Стремительно несло меня течением большой реки внутри моря. От ежедневного пьянства мозг истощался и усыхал. Настроение менялось по десять раз на день, то я впадал ясное легкое состояние прелести, чувствуя себя святым, то в истеричном капризе катился вниз, увлеченный гремящей лавиной бутылок, погребая себя под ней. Не желая, застревать на мысли, что происходит и куда несет, я предпочитал mulieres oro ebriantor, а это значило: пить, пить и всегда пить.

За первые дни осени, на пору которой пришлось новое плавание, я основательно подрастерял запчастей не только от мозгов и прочих органов. От постоянного пребывания в море Бахуса я стал растворяться в нём, как головка сахара. И уже ничего под собой не чуял, лишь смутно догадываясь, что теплое течение еще правит мой путь.

С какого-то момента мне начало везти на разные корабли.
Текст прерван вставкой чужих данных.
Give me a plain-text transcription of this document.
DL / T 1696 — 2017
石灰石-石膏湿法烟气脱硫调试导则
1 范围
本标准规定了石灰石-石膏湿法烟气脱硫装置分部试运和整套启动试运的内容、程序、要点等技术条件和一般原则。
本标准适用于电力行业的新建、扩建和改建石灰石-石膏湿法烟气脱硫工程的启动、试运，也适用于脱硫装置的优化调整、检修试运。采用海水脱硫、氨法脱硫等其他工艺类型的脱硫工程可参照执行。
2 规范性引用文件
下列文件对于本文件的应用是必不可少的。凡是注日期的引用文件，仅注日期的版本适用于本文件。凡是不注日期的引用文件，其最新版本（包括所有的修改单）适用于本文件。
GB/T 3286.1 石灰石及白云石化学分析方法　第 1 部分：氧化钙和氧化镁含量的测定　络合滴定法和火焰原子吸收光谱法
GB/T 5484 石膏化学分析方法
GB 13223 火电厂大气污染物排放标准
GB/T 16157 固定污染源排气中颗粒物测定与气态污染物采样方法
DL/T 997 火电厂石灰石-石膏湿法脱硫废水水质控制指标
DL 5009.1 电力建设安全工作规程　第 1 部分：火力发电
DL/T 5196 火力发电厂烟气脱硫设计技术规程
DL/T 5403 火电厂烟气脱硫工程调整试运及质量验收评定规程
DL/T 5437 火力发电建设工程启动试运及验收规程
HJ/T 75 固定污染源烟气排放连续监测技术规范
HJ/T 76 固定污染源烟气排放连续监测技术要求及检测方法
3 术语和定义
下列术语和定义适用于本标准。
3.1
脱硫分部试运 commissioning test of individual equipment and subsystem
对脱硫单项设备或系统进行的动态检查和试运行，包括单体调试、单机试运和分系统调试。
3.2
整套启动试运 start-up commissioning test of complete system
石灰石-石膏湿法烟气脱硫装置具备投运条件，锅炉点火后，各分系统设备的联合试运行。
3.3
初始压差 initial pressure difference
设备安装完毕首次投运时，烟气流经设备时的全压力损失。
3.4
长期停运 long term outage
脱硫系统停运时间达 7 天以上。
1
Я попадал на них с потрясающей регулярностью, впрочем, корабли, как чумные, разбивались о желтую грусть осенних дней и тонули один за другим. Снова и снова я оказывался один в открытом море, уносимый течением, пока очередной обреченный корабль не поднимал меня безобразно пьяного на борт.

Не счесть, сколько лиц и имен промелькнуло мимо. Встречал рассвет с одними, а закат провожал с другими. Хаос, свистопляска и неразбериха царили снаружи и внутри. Не смотря на благотворное тепло течения, такая задерганность сказалась на пищеварении, слухе и зрении.
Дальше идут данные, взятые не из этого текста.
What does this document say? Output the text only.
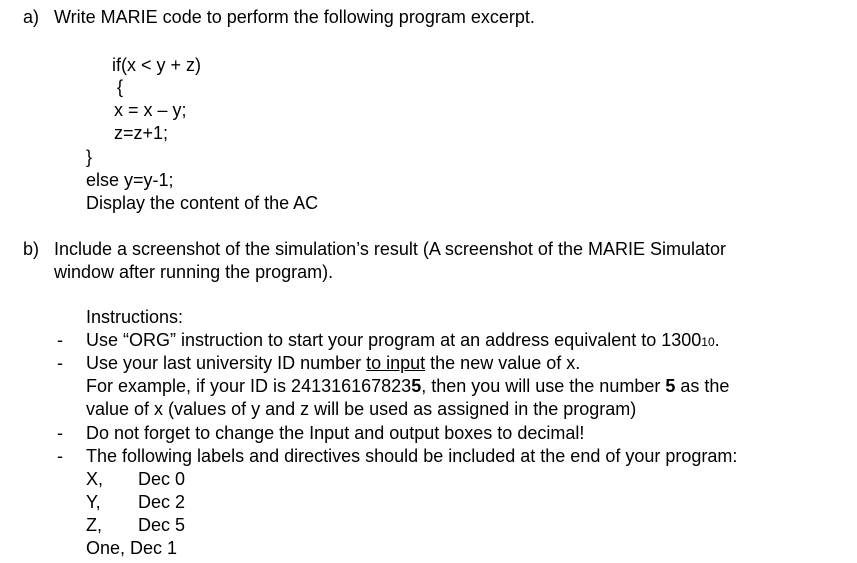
a) Write MARIE code to perform the following program excerpt.
if(x < y + z)
{
x = x – y;
z=z+1;
}
else y=y-1;
Display the content of the AC
b) Include a screenshot of the simulation’s result (A screenshot of the MARIE Simulator
window after running the program).
Instructions:
- Use “ORG” instruction to start your program at an address equivalent to 130010.
- Use your last university ID number to input the new value of x.
For example, if your ID is 2413161678235, then you will use the number 5 as the
value of x (values of y and z will be used as assigned in the program)
- Do not forget to change the Input and output boxes to decimal!
- The following labels and directives should be included at the end of your program:
X, Dec 0
Y, Dec 2
Z, Dec 5
One, Dec 1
Ради смеха, от нечего делать, среди развлечений я навострился сочинять короткие истории, байки, стишки и песенки, умудряясь втискивать в них неописуемое баламутство, творившееся вокруг. Ими я развлекал себя и окружающих. Благодаря им, меня стали считать законченным идиотом, и потому поили везде бесплатно и дарили пригодные обноски. Что и говорить, кривляка тогда из меня был отменный.

Порой жилось неплохо, а иной раз совсем дрянь. Но мне, в общем-то, годилось, ибо я стал этакой le fatalist, сознающий, что он будет кружиться в колесе смены декораций, пока этому не придет действительно настоящий конец. Может, рядом и лежали островки покоя и оседлости, но вокруг них кипело море, а в нем настоящая жизнь. А потому я погонял: Allons! Allons! Allons! Вперед! Вперед! Вперед!

Много поучительного я узнал в морской карусели. Помните Шовела – адмирала английской эскадры? Он отправился из Гибралтара на родину. Западный ветер гнал корабли три недели, скрывавшееся солнце не позволяло определить точное местонахождение. Когда штурману удалось сделать замеры, по ним решили, что большая часть пути пройдена и рядом Ла-Манш. Корабли повернули на восток, радуясь попутному ветру, и в тот же день пять из них налетели на рифы. В море на засолку пошло почти две тысячи человек, а уцелевшие двадцать четыре, выбравшись на берег, с изумлением обнаружили, что находятся на Сицилии.

история адмирала Шовела

После завтрака, не допив кофе, адмирал Шовел вышел на капитанский мостик в сердитой задумчивости и апыхтел трубкой. Уже три недели, черт знает где, их таскало море.

– Эй, кто-нибудь, на вахте! – крикнул адмирал Шовел.

– Да, господин адмирал, слушаю вас! – поднялся к нему молодой вахтенный офицер, ошалело вращая красными глазами.

– Нет, это я вас слушаю! Ну, что у нас там?! – нетерпеливо спросил Шовел.

– А что у нас там? – недоуменно вскинул брови вахтенный офицер.

 

– Как что?!! Как что?!! – закричал адмирал, в бешенстве откусывая у трубки мундштук. – Сделал ли штурман замеры?! Замеры!! Вот, что у нас там! И здесь!! И везде! Ясно?!

– О да…действительно, сэр…испуганно забормотал вахтенный офицер, пятясь назад, – так точно…он сделал…

– Ну и где же они?! Где они?! Где?! – уже подпрыгивая от волнения, предельно громко спрашивал Шовел.

– А кто они? Я никого не знаю, – поглупев от страха, не понимал офицер.

– Замеры! Мне нужны замеры!! Олух вы царя небесного! Замеры! Где замеры?!

– А…так…действительно, сэр… рассыпаясь от ужаса, лепетал офицер, так точно…они есть…они здесь…вот они…вот.

Шовел выхватил протянутую бумагу, крупно дрожавшую в руках вахтенного офицера.

– Ага, хорошо! Очень хорошо! – изучая замеры, успокоившись, радостно восклицал адмирал. – Ну хорошо ведь, очень хорошо. А все-таки надо проверить еще раз. Береженого, как говорила бабушка, бог бережет.

Он отдал приказ. Замеры проверили и подтвердили.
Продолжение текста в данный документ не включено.